A heuristic that’s helpe me decide if a given problem should be given completely to AI or use a human-in-the-loop model is “transaction symetry”:
If there is a human on the other side of the transaction there must be a human on your side of the transaction.
For example, if you’re filing a form with a government agency and you know they give it to a person to process it, (even if the submission is done programmatically!) what happens if they call you to verify some information? (California EDD randomly does this). What happens if the person assigned was out of office because of a flood? (I tried for weeks to reach a county clerk to find out they were unreachable because they were displaced). What if the form literally falls behind the printer? (Yes, this too has with the IRS and delayed EIN issuance for hundreds if not thousands of newly formed companies).
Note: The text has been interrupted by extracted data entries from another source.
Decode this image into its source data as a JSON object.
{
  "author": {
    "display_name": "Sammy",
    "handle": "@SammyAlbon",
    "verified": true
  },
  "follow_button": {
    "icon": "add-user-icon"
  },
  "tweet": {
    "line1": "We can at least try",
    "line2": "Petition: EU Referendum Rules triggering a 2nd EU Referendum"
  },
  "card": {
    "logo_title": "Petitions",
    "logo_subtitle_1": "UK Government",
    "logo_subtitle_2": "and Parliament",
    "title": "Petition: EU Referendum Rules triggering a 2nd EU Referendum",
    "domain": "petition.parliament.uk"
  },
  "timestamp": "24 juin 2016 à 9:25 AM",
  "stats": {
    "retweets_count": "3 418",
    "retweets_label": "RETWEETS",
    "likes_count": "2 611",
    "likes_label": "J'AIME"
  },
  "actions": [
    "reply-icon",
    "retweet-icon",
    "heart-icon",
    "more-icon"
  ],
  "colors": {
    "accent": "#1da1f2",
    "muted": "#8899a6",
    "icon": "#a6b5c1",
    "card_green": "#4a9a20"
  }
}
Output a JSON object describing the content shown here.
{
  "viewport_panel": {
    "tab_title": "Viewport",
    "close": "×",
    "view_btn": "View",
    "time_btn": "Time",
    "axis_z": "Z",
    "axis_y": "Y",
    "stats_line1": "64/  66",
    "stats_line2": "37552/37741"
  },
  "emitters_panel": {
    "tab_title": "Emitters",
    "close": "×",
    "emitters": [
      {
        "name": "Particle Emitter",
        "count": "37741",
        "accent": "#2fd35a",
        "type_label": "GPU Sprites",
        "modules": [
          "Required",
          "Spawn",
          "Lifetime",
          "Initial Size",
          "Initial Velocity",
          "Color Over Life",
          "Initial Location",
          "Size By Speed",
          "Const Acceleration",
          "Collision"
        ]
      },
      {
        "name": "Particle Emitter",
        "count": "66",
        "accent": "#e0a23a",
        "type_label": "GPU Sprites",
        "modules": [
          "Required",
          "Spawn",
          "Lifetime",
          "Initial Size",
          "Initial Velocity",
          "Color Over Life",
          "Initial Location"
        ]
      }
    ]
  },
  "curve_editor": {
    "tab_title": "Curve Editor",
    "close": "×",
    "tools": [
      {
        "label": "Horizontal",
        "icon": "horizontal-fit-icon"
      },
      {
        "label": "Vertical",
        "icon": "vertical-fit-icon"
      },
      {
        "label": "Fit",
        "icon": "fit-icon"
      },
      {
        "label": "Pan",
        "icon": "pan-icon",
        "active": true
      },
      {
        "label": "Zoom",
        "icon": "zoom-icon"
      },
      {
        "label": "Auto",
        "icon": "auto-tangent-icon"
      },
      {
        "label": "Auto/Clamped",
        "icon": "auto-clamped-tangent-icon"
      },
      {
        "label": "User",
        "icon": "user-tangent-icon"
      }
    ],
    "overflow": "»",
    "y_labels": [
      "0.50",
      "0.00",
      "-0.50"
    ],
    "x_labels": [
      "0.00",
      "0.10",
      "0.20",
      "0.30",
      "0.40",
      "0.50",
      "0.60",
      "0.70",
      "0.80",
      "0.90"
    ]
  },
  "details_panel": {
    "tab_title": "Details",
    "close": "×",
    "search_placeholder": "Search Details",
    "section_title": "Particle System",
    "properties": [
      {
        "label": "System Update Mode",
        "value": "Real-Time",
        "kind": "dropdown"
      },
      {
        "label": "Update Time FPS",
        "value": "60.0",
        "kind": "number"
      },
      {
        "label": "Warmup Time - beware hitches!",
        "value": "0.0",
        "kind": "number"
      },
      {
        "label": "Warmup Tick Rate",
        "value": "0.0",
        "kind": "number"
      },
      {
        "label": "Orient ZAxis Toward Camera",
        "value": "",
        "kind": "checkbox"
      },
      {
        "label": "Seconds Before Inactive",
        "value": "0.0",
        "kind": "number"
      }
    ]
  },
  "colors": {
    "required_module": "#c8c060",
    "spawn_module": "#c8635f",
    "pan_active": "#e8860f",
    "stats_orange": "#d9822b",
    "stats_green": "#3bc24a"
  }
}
This also generalizes to service providers that use thin API wrappers on top of people-powered services. Getting the work “in” is no problem, but inside the blackbox of human processes there is all sorts of variation. For example, a white-labeled provider starts emailing your customers because it relied on a human process to untick a box for sending communications.
There’s all sorts of examples like this because the world operates more like humans than computers.
More generally, the number of failure modes grows larger the more manual processes are involved in the transaction and having a human-in-the-loop is a mitigation strategy to handle more errors (especially previously unknown errors) compared to what AI and software engineering can directly handle (today).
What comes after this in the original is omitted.